The report found that:
- Testing and vaccination sites have been inaccessible, meaning true infection and death rates are likely to be far higher than official figures. PCR tests results can take anywhere from 8-12 hours in Bangladesh to more than two weeks in rural DRC. People cannot leave work at short notice, travel long distances to a vaccination/testing site, and then wait for a long unpredictable period of time. For rural populations and nomadic people in countries like Somalia, this problem is particularly acute. Mobile vaccination and testing is not widespread enough.
- Vaccine supply is still a major problem. Vaccines have been delivered inconsistently and in insufficient numbers, leading to stock fluctuations at vaccination sites. Doses can arrive with little or no notice or information about what kind of vaccine will be delivered or whether they are suitable to conditions in a country. Dr Saeed Mohamood from Somaliland’s Ministry of Health said, “Sometimes we will find out that the Somaliland shipment is on a plane in the air, en route, and we do not know when it’s going to expire and how much resources we will have.”
- Access to antiviral treatments is nonexistent in most countries surveyed. Health Workers on the ground in some countries are not even aware that treatments like Paxlovid exist. Some countries will have access to doses through generics licensing agreements, but that is unlikely to happen this year, meaning the grave inequities experienced with the global vaccine rollout will be repeated with treatments. Peru, among other middle-income countries, is considering overriding patents to secure access.
- People cannot access accurate information in a format that is accessible to them, reducing the likelihood of vaccine uptake. Information campaigns are often in the “official language” of former colonisers (e.g. English, French, Spanish), instead of local languages, and use technical terms that are hard to understand. Richard Musisi, Executive Director of MADIPHA in Uganda, said: “When the key vaccinations started, the fact [was] that people could not find access to such information, most of the information was communicated in English, it was not put into local languages”

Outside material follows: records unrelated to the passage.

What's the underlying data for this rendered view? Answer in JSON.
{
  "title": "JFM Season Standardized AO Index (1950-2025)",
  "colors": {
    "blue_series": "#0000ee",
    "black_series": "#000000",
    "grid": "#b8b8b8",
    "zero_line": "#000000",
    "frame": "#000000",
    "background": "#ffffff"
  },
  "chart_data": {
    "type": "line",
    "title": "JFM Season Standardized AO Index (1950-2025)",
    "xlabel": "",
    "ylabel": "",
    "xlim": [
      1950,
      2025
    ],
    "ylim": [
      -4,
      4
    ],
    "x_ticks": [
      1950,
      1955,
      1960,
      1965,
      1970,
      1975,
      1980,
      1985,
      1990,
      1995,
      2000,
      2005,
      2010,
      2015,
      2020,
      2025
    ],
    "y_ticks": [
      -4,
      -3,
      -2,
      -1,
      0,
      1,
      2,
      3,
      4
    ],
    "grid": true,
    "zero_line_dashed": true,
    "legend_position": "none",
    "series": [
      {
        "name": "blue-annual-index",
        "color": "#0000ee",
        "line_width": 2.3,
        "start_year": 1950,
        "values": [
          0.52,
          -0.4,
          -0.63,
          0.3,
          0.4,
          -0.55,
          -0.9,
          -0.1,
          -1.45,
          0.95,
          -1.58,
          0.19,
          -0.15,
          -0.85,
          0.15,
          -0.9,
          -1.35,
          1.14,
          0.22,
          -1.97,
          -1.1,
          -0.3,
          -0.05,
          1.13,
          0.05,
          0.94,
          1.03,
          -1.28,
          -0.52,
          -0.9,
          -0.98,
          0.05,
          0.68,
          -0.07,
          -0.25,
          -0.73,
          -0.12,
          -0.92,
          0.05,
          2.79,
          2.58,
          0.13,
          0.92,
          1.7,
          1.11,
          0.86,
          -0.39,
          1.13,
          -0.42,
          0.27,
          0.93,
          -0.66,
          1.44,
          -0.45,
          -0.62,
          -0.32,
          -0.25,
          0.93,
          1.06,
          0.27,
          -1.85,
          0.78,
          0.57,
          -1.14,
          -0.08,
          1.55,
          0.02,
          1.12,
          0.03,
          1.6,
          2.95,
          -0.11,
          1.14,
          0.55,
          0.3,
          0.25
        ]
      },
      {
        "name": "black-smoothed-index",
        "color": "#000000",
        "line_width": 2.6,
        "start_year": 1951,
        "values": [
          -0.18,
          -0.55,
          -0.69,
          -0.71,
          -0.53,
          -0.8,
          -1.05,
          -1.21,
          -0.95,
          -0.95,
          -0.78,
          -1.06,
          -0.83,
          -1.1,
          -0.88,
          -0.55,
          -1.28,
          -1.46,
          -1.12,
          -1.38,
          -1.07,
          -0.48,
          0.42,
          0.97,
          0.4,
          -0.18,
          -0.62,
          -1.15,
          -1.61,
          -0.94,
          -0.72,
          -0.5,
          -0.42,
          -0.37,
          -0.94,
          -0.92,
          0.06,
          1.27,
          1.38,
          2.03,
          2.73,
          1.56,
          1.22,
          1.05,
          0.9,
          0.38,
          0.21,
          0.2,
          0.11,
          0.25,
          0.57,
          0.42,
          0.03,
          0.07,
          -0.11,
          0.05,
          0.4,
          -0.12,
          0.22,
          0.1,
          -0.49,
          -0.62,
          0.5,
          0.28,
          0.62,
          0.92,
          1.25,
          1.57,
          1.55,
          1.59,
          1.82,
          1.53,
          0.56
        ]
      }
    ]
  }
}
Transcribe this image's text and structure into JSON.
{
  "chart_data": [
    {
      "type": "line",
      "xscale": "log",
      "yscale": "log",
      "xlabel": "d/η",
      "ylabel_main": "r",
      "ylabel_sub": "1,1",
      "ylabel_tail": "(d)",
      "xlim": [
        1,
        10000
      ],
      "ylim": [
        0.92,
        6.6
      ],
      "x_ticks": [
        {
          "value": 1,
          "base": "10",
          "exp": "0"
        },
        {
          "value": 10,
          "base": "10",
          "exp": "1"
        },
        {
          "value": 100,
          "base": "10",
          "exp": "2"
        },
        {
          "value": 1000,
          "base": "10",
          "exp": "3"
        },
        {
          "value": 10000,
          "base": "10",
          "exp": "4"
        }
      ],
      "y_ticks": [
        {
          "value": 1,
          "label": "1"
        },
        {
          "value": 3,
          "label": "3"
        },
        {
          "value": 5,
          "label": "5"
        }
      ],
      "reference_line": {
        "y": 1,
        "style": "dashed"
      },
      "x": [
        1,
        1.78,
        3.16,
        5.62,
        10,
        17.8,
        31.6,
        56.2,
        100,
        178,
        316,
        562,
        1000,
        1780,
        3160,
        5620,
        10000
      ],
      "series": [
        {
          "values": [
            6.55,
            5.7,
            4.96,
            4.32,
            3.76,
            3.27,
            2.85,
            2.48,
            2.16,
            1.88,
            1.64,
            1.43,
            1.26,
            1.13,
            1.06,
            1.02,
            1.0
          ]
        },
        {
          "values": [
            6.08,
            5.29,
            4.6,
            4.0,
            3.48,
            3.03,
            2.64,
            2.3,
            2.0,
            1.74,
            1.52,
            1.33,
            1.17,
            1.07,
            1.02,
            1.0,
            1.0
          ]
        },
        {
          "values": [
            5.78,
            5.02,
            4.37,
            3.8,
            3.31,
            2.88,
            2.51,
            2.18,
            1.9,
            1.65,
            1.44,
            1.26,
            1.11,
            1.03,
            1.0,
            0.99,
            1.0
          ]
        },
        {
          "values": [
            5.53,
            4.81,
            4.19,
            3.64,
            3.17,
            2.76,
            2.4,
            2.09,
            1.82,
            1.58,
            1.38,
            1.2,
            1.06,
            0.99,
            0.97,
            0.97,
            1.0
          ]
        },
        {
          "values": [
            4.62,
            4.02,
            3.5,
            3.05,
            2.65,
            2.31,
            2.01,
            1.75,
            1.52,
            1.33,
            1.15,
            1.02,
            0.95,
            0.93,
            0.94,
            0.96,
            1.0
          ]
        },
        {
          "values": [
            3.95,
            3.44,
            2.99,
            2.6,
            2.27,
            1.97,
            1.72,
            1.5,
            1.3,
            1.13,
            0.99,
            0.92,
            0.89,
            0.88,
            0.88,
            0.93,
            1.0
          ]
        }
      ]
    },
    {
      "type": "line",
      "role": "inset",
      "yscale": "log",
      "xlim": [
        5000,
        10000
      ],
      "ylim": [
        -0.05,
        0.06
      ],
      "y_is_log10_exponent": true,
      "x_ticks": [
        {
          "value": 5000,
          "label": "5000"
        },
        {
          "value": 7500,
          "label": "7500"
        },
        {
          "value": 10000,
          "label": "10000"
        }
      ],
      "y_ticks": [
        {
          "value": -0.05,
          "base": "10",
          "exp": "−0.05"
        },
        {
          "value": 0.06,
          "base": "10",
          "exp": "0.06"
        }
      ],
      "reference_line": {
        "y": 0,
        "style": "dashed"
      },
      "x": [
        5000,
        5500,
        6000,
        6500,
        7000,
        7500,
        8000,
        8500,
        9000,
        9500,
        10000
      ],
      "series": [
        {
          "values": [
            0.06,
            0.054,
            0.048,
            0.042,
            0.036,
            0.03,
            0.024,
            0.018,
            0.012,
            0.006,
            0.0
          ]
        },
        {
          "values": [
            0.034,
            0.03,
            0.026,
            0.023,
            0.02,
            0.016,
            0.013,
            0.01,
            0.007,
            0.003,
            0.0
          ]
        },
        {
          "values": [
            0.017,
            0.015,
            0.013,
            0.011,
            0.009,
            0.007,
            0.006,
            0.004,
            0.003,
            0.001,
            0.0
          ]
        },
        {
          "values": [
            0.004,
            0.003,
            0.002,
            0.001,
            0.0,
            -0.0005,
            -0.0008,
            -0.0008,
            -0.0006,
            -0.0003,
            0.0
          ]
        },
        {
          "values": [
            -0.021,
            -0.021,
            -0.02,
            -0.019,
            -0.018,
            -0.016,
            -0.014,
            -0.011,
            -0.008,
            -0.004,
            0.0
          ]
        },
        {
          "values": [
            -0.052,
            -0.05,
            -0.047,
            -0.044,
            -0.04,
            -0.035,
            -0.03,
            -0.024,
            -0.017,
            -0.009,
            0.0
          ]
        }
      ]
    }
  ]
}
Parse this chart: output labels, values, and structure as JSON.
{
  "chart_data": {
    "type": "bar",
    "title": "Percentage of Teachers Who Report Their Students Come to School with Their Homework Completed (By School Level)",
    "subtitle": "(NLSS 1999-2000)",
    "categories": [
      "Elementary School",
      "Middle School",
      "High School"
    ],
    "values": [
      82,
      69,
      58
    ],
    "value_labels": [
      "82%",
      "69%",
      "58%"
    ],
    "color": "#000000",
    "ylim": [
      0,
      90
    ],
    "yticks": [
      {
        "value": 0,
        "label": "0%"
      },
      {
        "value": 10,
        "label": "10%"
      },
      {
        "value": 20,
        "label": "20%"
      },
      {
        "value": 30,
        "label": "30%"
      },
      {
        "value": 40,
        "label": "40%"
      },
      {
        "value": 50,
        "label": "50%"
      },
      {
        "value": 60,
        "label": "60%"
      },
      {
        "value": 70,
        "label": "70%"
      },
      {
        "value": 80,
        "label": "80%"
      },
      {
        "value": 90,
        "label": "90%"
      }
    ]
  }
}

- A history of colonial oppression and racist medical experimentation mean that people in some areas distrust Western medical products delivered by white doctors and Western aid programs. This has compounded with access issues and a broader distrust in government in certain areas. Building more pharmaceutical manufacturing in lower-income countries could help tackle these perceptions, campaigners say..
- Oxygen supply planning and financing has been poor. A public health officer at WHO Nigeria told researchers “The Oxygen plant breaks down whenever there’s high demand and it needs upgrading in other wards and further installation of another one with regular maintenance.” Governments need multiyear oxygen supply and infrastructure plans that include national inventories on oxygen infrastructure and technical support, and modified donor requirements that include medical oxygen.
- Essential community health workers often go unpaid. Vuyiseka Dubula, former head of the Treatment Action Campaign, described the erratic and sometimes non-existent payment as “a form of modern day slavery”. In DRC, nurses in North Kivu earn just US$80 per month, and some reported not having been paid since the beginning of the pandemic. A clinician in Haiti, Dr Marie Delcarme Petit-Homme, told researchers “Sometimes doctors and nurses can go 6 months, a year without receiving remuneration. Lower bands have it worse, they don’t really have access to remuneration. Sometimes we are forced to leave the country if we want a better pay.”